Re:Priceless (Score:3, Interesting)
A dongle, unless it’s a FPGA or custom chip actually executing game logic, does not help anything.
Steinberg Cubase, an expensive program, had its entire UI encrypted, and only decrypted right before execution, by a USB dongle.
Which made it slow and unresponsive. (That’s why they couldn’t encrypt the core.)
Someone simply went, and managed to pipe the whole encrypted code trough the dongle.
Done.
As a result, the pre-decrypted program run significantly smoother. Some people even cracked their bought version because of that. (And/or because they needed the USB port.)
Re:It only takes one. (Score:1, Interesting)
In the 20+ years of down loading things from the "scene". I have have never ever, not once, exactly zero times received a virus, trojan, or any type of malware.

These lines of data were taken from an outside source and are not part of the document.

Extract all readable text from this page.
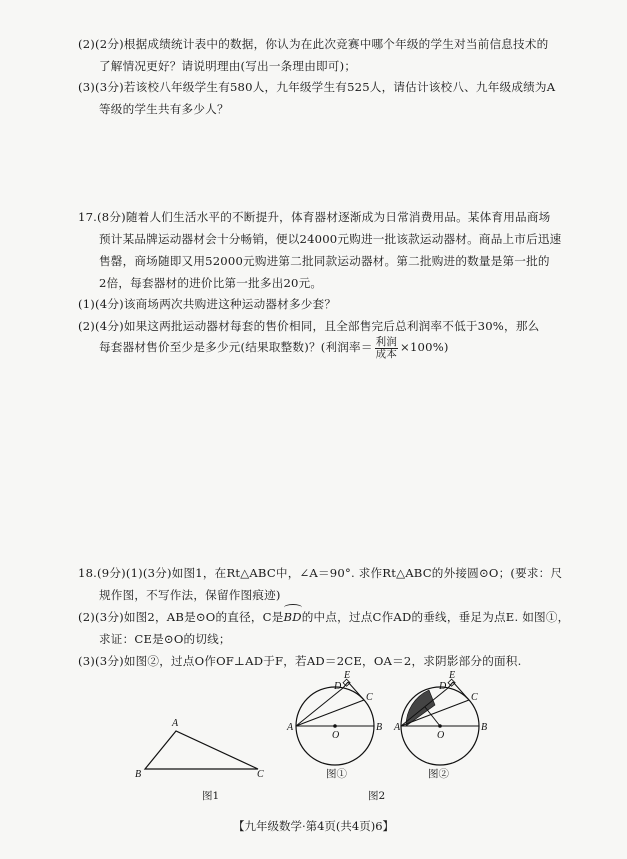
(2)(2分)根据成绩统计表中的数据，你认为在此次竞赛中哪个年级的学生对当前信息技术的
了解情况更好？请说明理由(写出一条理由即可)；
(3)(3分)若该校八年级学生有580人，九年级学生有525人，请估计该校八、九年级成绩为A
等级的学生共有多少人？
17.(8分)随着人们生活水平的不断提升，体育器材逐渐成为日常消费用品。某体育用品商场
预计某品牌运动器材会十分畅销，便以24000元购进一批该款运动器材。商品上市后迅速
售罄，商场随即又用52000元购进第二批同款运动器材。第二批购进的数量是第一批的
2倍，每套器材的进价比第一批多出20元。
(1)(4分)该商场两次共购进这种运动器材多少套？
(2)(4分)如果这两批运动器材每套的售价相同，且全部售完后总利润率不低于30%，那么
每套器材售价至少是多少元(结果取整数)？(利润率＝ $\frac{\text{利润}}{\text{成本}} \times 100\%$)
18.(9分)(1)(3分)如图1，在Rt△ABC中，∠A＝90°. 求作Rt△ABC的外接圆⊙O；(要求：尺
规作图，不写作法，保留作图痕迹)
(2)(3分)如图2，AB是⊙O的直径，C是
BD的中点，过点C作AD的垂线，垂足为点E. 如图①，
求证：CE是⊙O的切线；
(3)(3分)如图②，过点O作OF⊥AD于F，若AD＝2CE，OA＝2，求阴影部分的面积.
A
B	C
图1
D
E
C
A
O
B
图①
D
E
C
A
O
B
图②
图2
【九年级数学·第4页(共4页)6】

You should a fundamental lack of understanding about how the scene works. Releases are put out by different groups. These groups care about their reputation. Greatly. The scene talks. The scene has politics and drama. The scene would not put up with someone releasing malware. It's a community.
I'm not saying malware isn't out there. Hell peopleofwalmart.com infected two desktops here last week. Sure people who download from some random link on google are going to get bit. Limewire and Bearshare installed malware as part of the program. People agreed to the malware. If you find an established community you don't even think about dealing with this stuff.